The world’s deepest underwater sinkhole was discovered in the South China Sea. Researchers named it the ‘Dragon Hole’.
Researchers from China revealed that the limestone cave is 300.89 metres (987 feet) deep, which is nearly the height of the 1,003-foot-tall skyscraper, The Shard.
The world’s deepest underwater sinkhole was thought to be the Dean’s Blue Hole in Bahamas, which measures 202 metres (663 feet) deep, before Chinese researchers made the announcement on July 22.
The underwater sinkhole is located at 16.31 degrees north latitude and 111.46 degrees east longitude under the surface of the South China sea, according to China Radio International.
It’s situated near the disputed Paracel Islands, also known as the Xisha in Chinese and Hoàng Sa in Vietnamese.
Underwater sinkholes are also known as blue holes.

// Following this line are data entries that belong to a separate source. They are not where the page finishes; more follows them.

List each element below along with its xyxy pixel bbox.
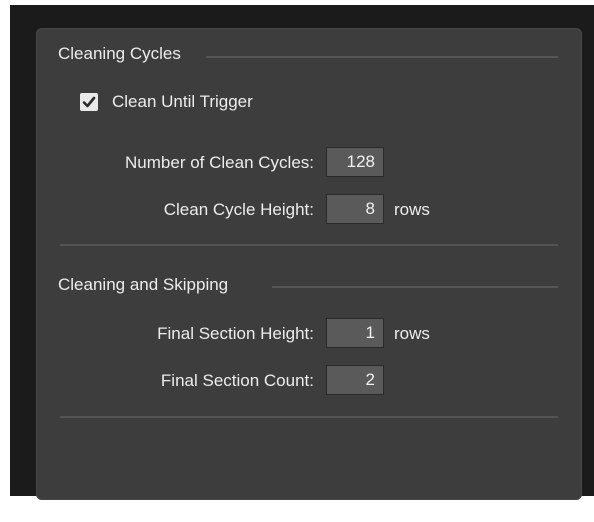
number-of-clean-cycles-label: Number of Clean Cycles: [125,153,314,172]
section-title-cleaning-cycles: Cleaning Cycles [58,44,181,64]
clean-until-trigger-checkbox[interactable]: Clean Until Trigger [80,92,253,112]
divider [60,244,558,246]
settings-panel: Cleaning Cycles Clean Until Trigger Numb… [36,28,582,500]
clean-cycle-height-label: Clean Cycle Height: [163,200,314,219]
section-title-cleaning-and-skipping: Cleaning and Skipping [58,275,228,295]
final-section-count-label: Final Section Count: [160,371,314,390]
divider [60,416,558,418]
final-section-count-field[interactable]: 2 [326,365,384,395]
section-title-text: Cleaning Cycles [58,44,181,63]
final-section-height-field[interactable]: 1 [326,318,384,348]
section-title-text: Cleaning and Skipping [58,275,229,294]
number-of-clean-cycles-field[interactable]: 128 [326,147,384,177]
section-rule [272,286,558,288]
clean-cycle-height-field[interactable]: 8 [326,194,384,224]
final-section-height-label: Final Section Height: [157,324,314,343]
checkmark-icon[interactable] [80,93,98,111]
clean-cycle-height-unit: rows [394,200,430,219]
clean-until-trigger-label: Clean Until Trigger [112,92,253,111]
section-rule [206,56,558,58]
final-section-height-unit: rows [394,324,430,343]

Chinese experts measured the dimensions of the blue hole during field research between August, 2015, and June, 2016, according to state-run Huanqiu.com.
With the help of equipment including sonar scanners, deep-sea current metres, underwater robots and underwater cameras, they found out the sinkhole is 300.89 metres (987 feet) in depth.
They also measured the width of the sinkhole, which is 130 metres (426 feet) at the entrance and about 36 metres (118 feet) at the bottom.
Experts said they had also discovered about 20 marine species in the cave.
In general, sinkholes form in limestone rocks and are caused by the passage of weakly acidic rainwater, according to Dr Mark Cowley from ListersGeo, a UK-based geo-technical and geo-environmental consultancy.
Limestone, a calcium-carbonate rich rock, is highly susceptible to dissolution by water containing carbon dioxide, said Dr Cowley.
This dissolution can create three common types of features within the limestone, grouped together under the generic term ‘dissolution features’.
These features include sinkholes, solution pipes and swallow holes.
Sinkholes are depressions at the ground surface caused by the collapse of overlying chalk or superficial deposits into underground voids created by dissolution.
Their shapes and sizes depend on the features of the underlying voids.